Merge pull request #8681 from sagemathinc/fix-sagetex-clean-8680

haraldschilly · web-flow · commit 2ae60e4cbebd · 2025-12-18T14:04:23.000+01:00
frontend/latex: fix sagetex vs. clean issue
diff --git a/src/packages/frontend/frame-editors/latex-editor/actions.ts b/src/packages/frontend/frame-editors/latex-editor/actions.ts
@@ -50,6 +50,7 @@ import { once } from "@cocalc/util/async-utils";
 import { ExecOutput } from "@cocalc/util/db-schema/projects";
 import {
   change_filename_extension,
+  is_bad_latex_filename,
   path_split,
   separate_file_extension,
   sha1,
@@ -238,9 +239,10 @@ export class Actions extends BaseActions<LatexEditorState> {
 
   private init_bad_filename(): void {
     // #3230 two or more spaces
+    // Shell injection prevention: single quotes break bash string interpolation
     // note: if there are additional reasons why a filename is bad, add it to the
     // alert msg in run_build.
-    this.bad_filename = /\s\s+/.test(this.path);
+    this.bad_filename = is_bad_latex_filename(this.path);
   }
 
   private init_ext_filename(): void {
@@ -878,7 +880,7 @@ export class Actions extends BaseActions<LatexEditorState> {
 
     if (this.bad_filename) {
       const err = `ERROR: It is not possible to compile this LaTeX file with the name '${this.path}'.

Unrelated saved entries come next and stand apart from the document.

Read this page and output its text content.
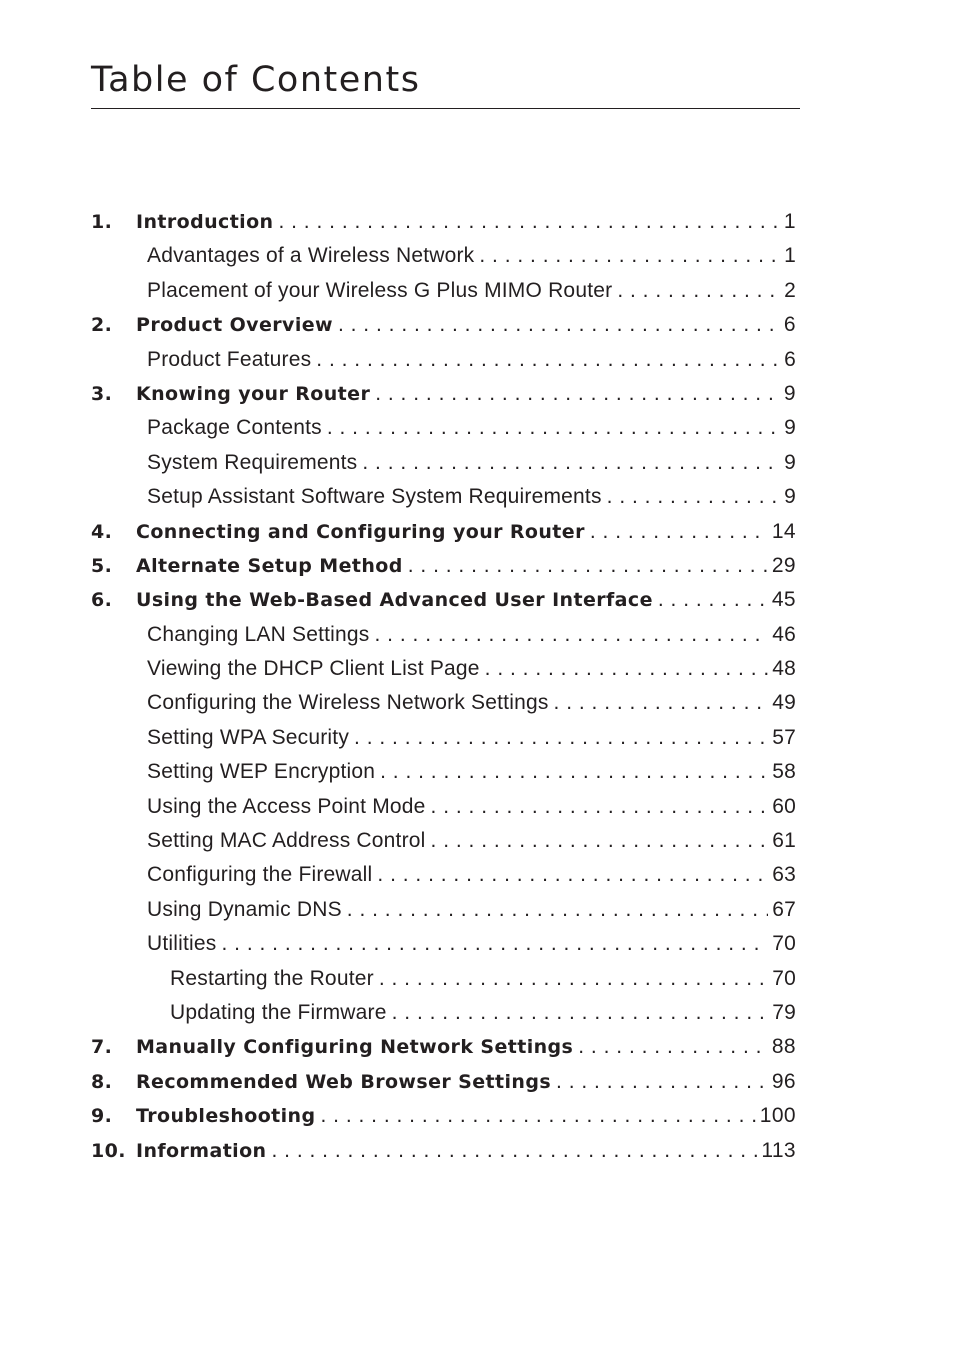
Table of Contents
1.	Introduction . . .	1
Advantages of a Wireless Network . . .	1
Placement of your Wireless G Plus MIMO Router . . .	2
2.	Product Overview . . .	6
Product Features . . .	6
3.	Knowing your Router . . .	9
Package Contents . . .	9
System Requirements . . .	9
Setup Assistant Software System Requirements . . .	9
4.	Connecting and Configuring your Router . . .	14
5.	Alternate Setup Method . . .	29
6.	Using the Web-Based Advanced User Interface . . .	45
Changing LAN Settings . . .	46
Viewing the DHCP Client List Page . . .	48
Configuring the Wireless Network Settings . . .	49
Setting WPA Security . . .	57
Setting WEP Encryption . . .	58
Using the Access Point Mode . . .	60
Setting MAC Address Control . . .	61
Configuring the Firewall . . .	63
Using Dynamic DNS . . .	67
Utilities . . .	70
Restarting the Router . . .	70
Updating the Firmware . . .	79
7.	Manually Configuring Network Settings . . .	88
8.	Recommended Web Browser Settings . . .	96
9.	Troubleshooting . . .	100
10. Information . . .	113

-        Please modify the filename, such that it does **not** contain two or more consecutive spaces.`;
+        Please modify the filename, such that it does **not** contain two or more consecutive spaces or single quotes (').`;
       this.set_error(err);
       return;
     }
diff --git a/src/packages/frontend/frame-editors/latex-editor/sagetex.ts b/src/packages/frontend/frame-editors/latex-editor/sagetex.ts
@@ -1,5 +1,5 @@
 /*
- *  This file is part of CoCalc: Copyright © 2020 Sagemath, Inc.
+ *  This file is part of CoCalc: Copyright © 2020-2025 Sagemath, Inc.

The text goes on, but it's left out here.